Fairchild Air Force Base is one of several bases on a short list for receiving the nation's newest air refueling tanker.
Senate sources confirmed the West Plains base is on a list of possible locations for the first KC-46A refueling jets when they roll off the Boeing assembly lines later this decade. Air Force officials briefed members of Congress this afternoon on this and other plans for their bases.
Fairchild, along with Air Force bases in Kansas, North Dakota and Oklahoma are on a list to be "main operating base 1" which would be the first new home for replacements to the KC-135 tanker, which has been a mainstay of the Air Force refueling fleet since the 1950s. That would mean as many as 36 KC-46As would be assigned to the base, and the older tankers would be reassigned or retired.
The preferred location and "reasonable alternatives" for base 1 is scheduled to be announced this spring and the final decision is expected in spring 2014.
The listing of Fairchild brought cheers from members of the Washington delegation heavily involved in pushing for the base.
Sens. Patty Murray and Maria Cantwell, along with Rep. Cathy McMorris Rodgers, jointly announced Fairchild's inclusion on the list, noting they had sent letters in 2011 and 2012 to U.S. Air Force Secretary Michael Donley, highlighting the benefits to basing the tankers in Spokane. . .
. . . Fairchild is currently home to KC-135 aerial refueling tankers and has invested over $400 million in base infrastructure over the last several decade, they said.
“This is a big step in the right direction. Fairchild has been a historic part of our nation’s aerial refueling effort and is well positioned to achieve global-level reach to the emerging Asia-Pacific Theater,” Murray said in prepared statement Wednesday. “Today’s decision by the Air Force speaks to a proud military community in Spokane that I am confident is well suited to host the KC-46A refueling tankers. It has been an honor fighting on behalf of Fairchild and ensuring that continued investments, including the new 14,000 foot runway, are made to support the aerial refueling mission. "

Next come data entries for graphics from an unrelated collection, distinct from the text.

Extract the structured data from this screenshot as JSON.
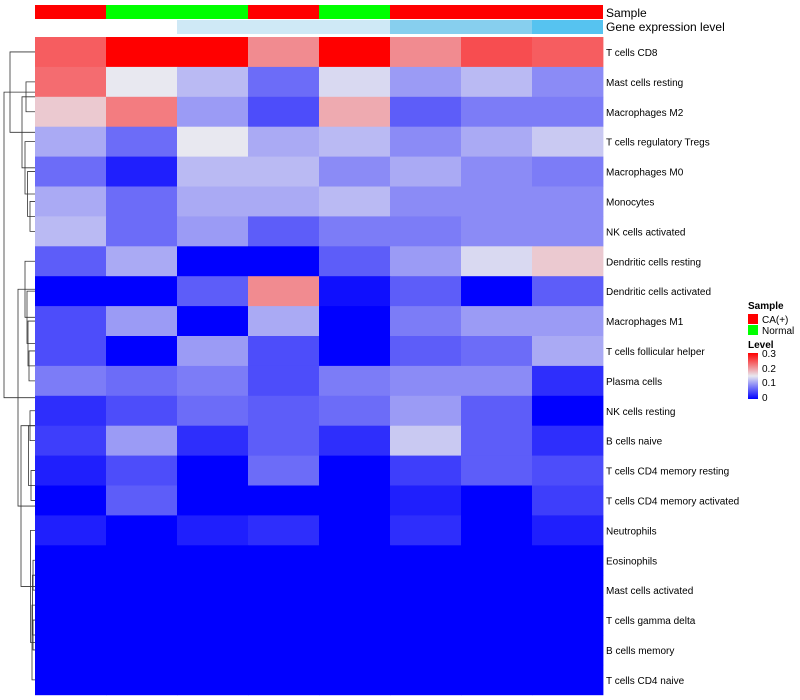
{
  "chart_data": {
    "type": "heatmap",
    "annotation_titles": [
      "Sample",
      "Gene expression level"
    ],
    "sample_annotation": [
      "CA(+)",
      "Normal",
      "Normal",
      "CA(+)",
      "Normal",
      "CA(+)",
      "CA(+)",
      "CA(+)"
    ],
    "expression_annotation": [
      "low",
      "low",
      "mid",
      "mid",
      "mid",
      "high",
      "high",
      "top"
    ],
    "rows": [
      "T cells CD8",
      "Mast cells resting",
      "Macrophages M2",
      "T cells regulatory  Tregs",
      "Macrophages M0",
      "Monocytes",
      "NK cells activated",
      "Dendritic cells resting",
      "Dendritic cells activated",
      "Macrophages M1",
      "T cells follicular helper",
      "Plasma cells",
      "NK cells resting",
      "B cells naive",
      "T cells CD4 memory resting",
      "T cells CD4 memory activated",
      "Neutrophils",
      "Eosinophils",
      "Mast cells activated",
      "T cells gamma delta",
      "B cells memory",
      "T cells CD4 naive"
    ],
    "values": [
      [
        0.24,
        0.3,
        0.3,
        0.21,
        0.3,
        0.21,
        0.25,
        0.24
      ],
      [
        0.23,
        0.15,
        0.12,
        0.07,
        0.14,
        0.1,
        0.12,
        0.09
      ],
      [
        0.17,
        0.22,
        0.1,
        0.05,
        0.19,
        0.06,
        0.08,
        0.08
      ],
      [
        0.11,
        0.07,
        0.15,
        0.11,
        0.12,
        0.09,
        0.11,
        0.13
      ],
      [
        0.07,
        0.02,
        0.12,
        0.12,
        0.09,
        0.11,
        0.09,
        0.08
      ],
      [
        0.11,
        0.07,
        0.11,
        0.11,
        0.12,
        0.09,
        0.09,
        0.09
      ],
      [
        0.12,
        0.07,
        0.1,
        0.06,
        0.08,
        0.08,
        0.09,
        0.09
      ],
      [
        0.06,
        0.11,
        0.0,
        0.0,
        0.06,
        0.1,
        0.14,
        0.17
      ],
      [
        0.0,
        0.0,
        0.06,
        0.21,
        0.01,
        0.06,
        0.0,
        0.06
      ],
      [
        0.05,
        0.1,
        0.0,
        0.11,
        0.0,
        0.08,
        0.1,
        0.1
      ],
      [
        0.05,
        0.0,
        0.1,
        0.05,
        0.0,
        0.06,
        0.07,
        0.11
      ],
      [
        0.08,
        0.07,
        0.08,
        0.05,
        0.08,
        0.09,
        0.09,
        0.03
      ],
      [
        0.03,
        0.05,
        0.07,
        0.06,
        0.07,
        0.1,
        0.06,
        0.0
      ],
      [
        0.04,
        0.1,
        0.03,
        0.06,
        0.03,
        0.13,
        0.06,
        0.03
      ],
      [
        0.02,
        0.05,
        0.0,
        0.07,
        0.0,
        0.04,
        0.06,
        0.05
      ],
      [
        0.0,
        0.06,
        0.0,
        0.0,
        0.0,
        0.02,
        0.0,
        0.04
      ],
      [
        0.02,
        0.0,
        0.02,
        0.03,
        0.0,
        0.03,
        0.0,
        0.02
      ],
      [
        0.0,
        0.0,
        0.0,
        0.0,
        0.0,
        0.0,
        0.0,
        0.0
      ],
      [
        0.0,
        0.0,
        0.0,
        0.0,
        0.0,
        0.0,
        0.0,
        0.0
      ],
      [
        0.0,
        0.0,
        0.0,
        0.0,
        0.0,
        0.0,
        0.0,
        0.0
      ],
      [
        0.0,
        0.0,
        0.0,
        0.0,
        0.0,
        0.0,
        0.0,
        0.0
      ],
      [
        0.0,
        0.0,
        0.0,
        0.0,
        0.0,
        0.0,
        0.0,
        0.0
      ]
    ],
    "color_scale": {
      "low": "#0000ff",
      "mid": "#e8e8f0",
      "high": "#ff0000",
      "min": 0,
      "mid_value": 0.15,
      "max": 0.3
    },
    "legend": {
      "sample_title": "Sample",
      "sample_entries": [
        {
          "label": "CA(+)",
          "color": "#ff0000"
        },
        {
          "label": "Normal",
          "color": "#00ff00"
        }
      ],
      "level_title": "Level",
      "level_ticks": [
        "0.3",
        "0.2",
        "0.1",
        "0"
      ]
    },
    "expression_colors": {
      "low": "#ffffff",
      "mid": "#cfe9f6",
      "high": "#87cfee",
      "top": "#56c3f0"
    },
    "dendrogram": "rows clustered (hierarchical)"
  }
}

Cantwell called the listing "a major step forward" in the effort to land the new planes."Fairchild offers strong infrastructure, experienced military personnel, and strategic proximity to 15 refueling routes and the Pacific that make it the right choice for America’s strategic interests in the 21st century. . .We worked hard to get the KC-46A tanker built here in Washington state, and we’ll continue to work to make sure the tankers are stationed here in the Inland Northwest.”
McMorris Rodgers called it "wonderful news" for the base and the region. “For over a decade, our community has worked together to make sure that Fairchild is the first home of the new tankers, and today’s decision is the best evidence yet that our hard work continues to pay off. We’ve been blessed by tremendous community support – in the private and public sectors; by federal, state, and local leaders; and by officials in both parties – and there is no question that today’s decision couldn’t have happened without this sense of cooperation and shared pride in Fairchild’s achievements and potential for more achievements in the years ahead."

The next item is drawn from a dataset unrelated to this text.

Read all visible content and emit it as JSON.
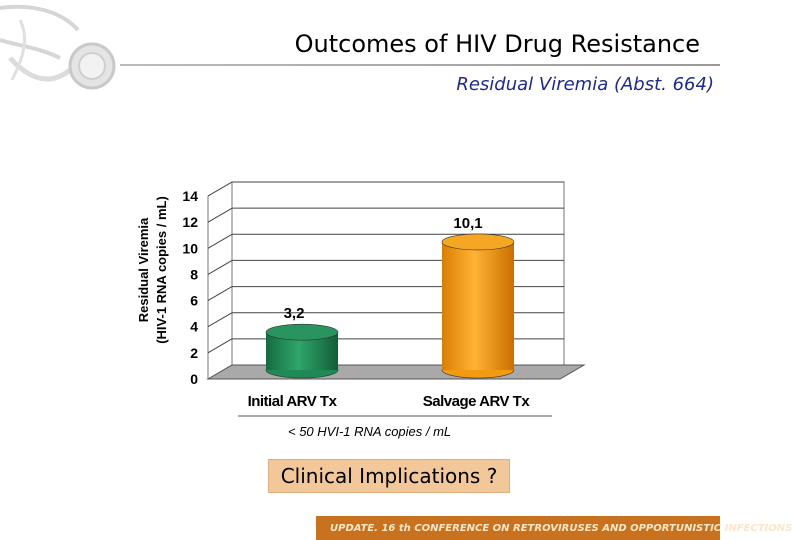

Because of decades of support from the state's congressional delegation, the three said, Fairchild already possesses much of the needed capacity to accommodate the new KC-46A aerial refueling tanker including their 14,000 foot runway, a new, state-of-the-art fitness center, and a new wing command headquarters to better integrate active-duty Airmen and Air National Guardsmen.
Originally built as a repair depot for bombers during World War II, Fairchild has had tankers for more than 50 years. Initially they were stationed along with the B-52 bombers, but when the bombers were moved elsewhere in 1994, Fairchild became the nation's largest tanker base.
The Washington delegation began working in 2001 to replace the KC-135, which was designed in the early 1950s on the same air frame as a Boeing 707 commercial jetlilner with a military version of the Boeing 767. At one point, Boeing lost a contract competition to Airbus, but a Pentagon check of that decision showed flaws in the Air Force's decision, and Boeing won the second go-round.